I was once called the dancing professor, by a colleague who witnessed me doing the Highland Fling and the Sword Dance after a university function at which the wine had been flowing freely.
I liked that title. As a Scottish Presbyterian child growing up in Lusaka, Zambia, I always wanted to be a dancer. I’m still not sure how I ended up as a Catholic feminist theologian on the CDF’s list of dissidents.

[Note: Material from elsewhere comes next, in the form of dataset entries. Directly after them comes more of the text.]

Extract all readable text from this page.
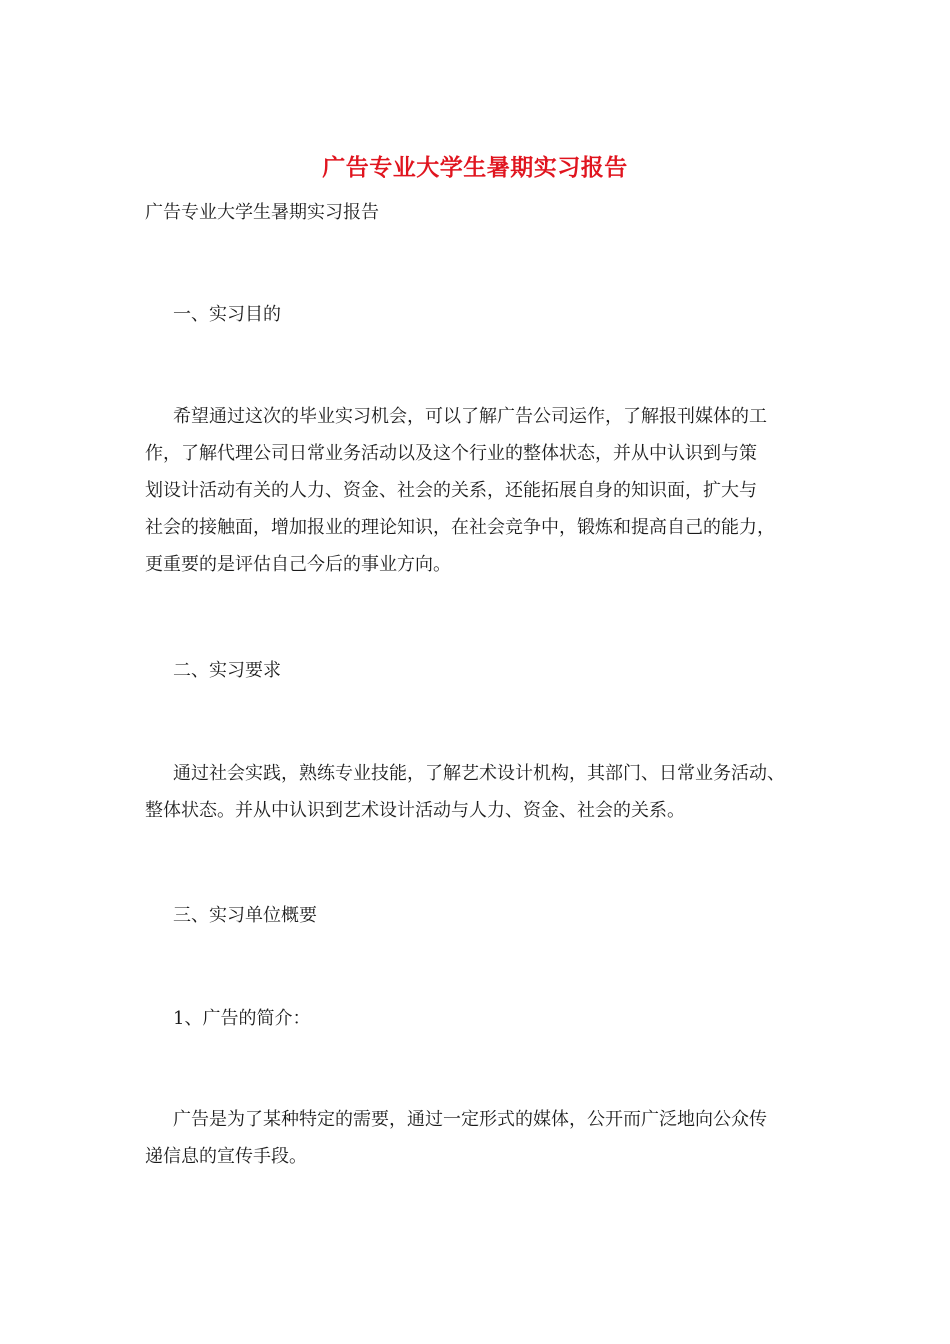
广告专业大学生暑期实习报告

广告专业大学生暑期实习报告

一、实习目的

希望通过这次的毕业实习机会，可以了解广告公司运作，了解报刊媒体的工
作，了解代理公司日常业务活动以及这个行业的整体状态，并从中认识到与策
划设计活动有关的人力、资金、社会的关系，还能拓展自身的知识面，扩大与
社会的接触面，增加报业的理论知识，在社会竞争中，锻炼和提高自己的能力，
更重要的是评估自己今后的事业方向。

二、实习要求

通过社会实践，熟练专业技能，了解艺术设计机构，其部门、日常业务活动、
整体状态。并从中认识到艺术设计活动与人力、资金、社会的关系。

三、实习单位概要

1、广告的简介：

广告是为了某种特定的需要，通过一定形式的媒体，公开而广泛地向公众传
递信息的宣传手段。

I spent most of my early life in Africa—Zambia, Kenya and Zimbabwe—before coming to live in Bristol UK in 1988 with my husband and four young children. I had converted to Catholicism the year before, while living in Zimbabwe. I was initially attracted by the Catholic Church’s sustained work for justice and peace in that troubled country, but I soon began to appreciate the sacramental riches of the Catholic tradition in its liturgies and devotions, and its capacity to inspire some of the world’s greatest artistic, musical and architectural achievements.
I left school at fifteen and I didn’t start university until 1991—the year my youngest child started school—when I began a degree in Theology and Religious Studies at the University of Bristol. I have learned to love the weaving together of grace and nature, revelation and reason, which constitute the Catholic theological method, and throughout my theological studies I have been interested in how this can be brought into creative dialogue with other perspectives and disciplines—feminism and gender studies, psychoanalysis, history of art, human rights theory.
My Catholic faith has enabled me to see the world through new eyes, as I gradually discover what it means to discern the grace of God within the primordial sacrament of creation. It has made me part of a global community of astonishing diversity and complexity, including Catholic Women Speak. When I started this Facebook group in December 2014, I had no idea that it would become what it is today—a vigorous, intelligent and witty sisterhood of women from around the world, united in our Catholic faith and in our determination to struggle for women’s voices to be heard in the Church and the world.
Catholicism is full of paradoxes as well as mysteries. For me, the paradoxical combination of Catholicism and feminism are the crossed swords around which I continue to pattern my footwork as I try to keep moving in this dance that we call life.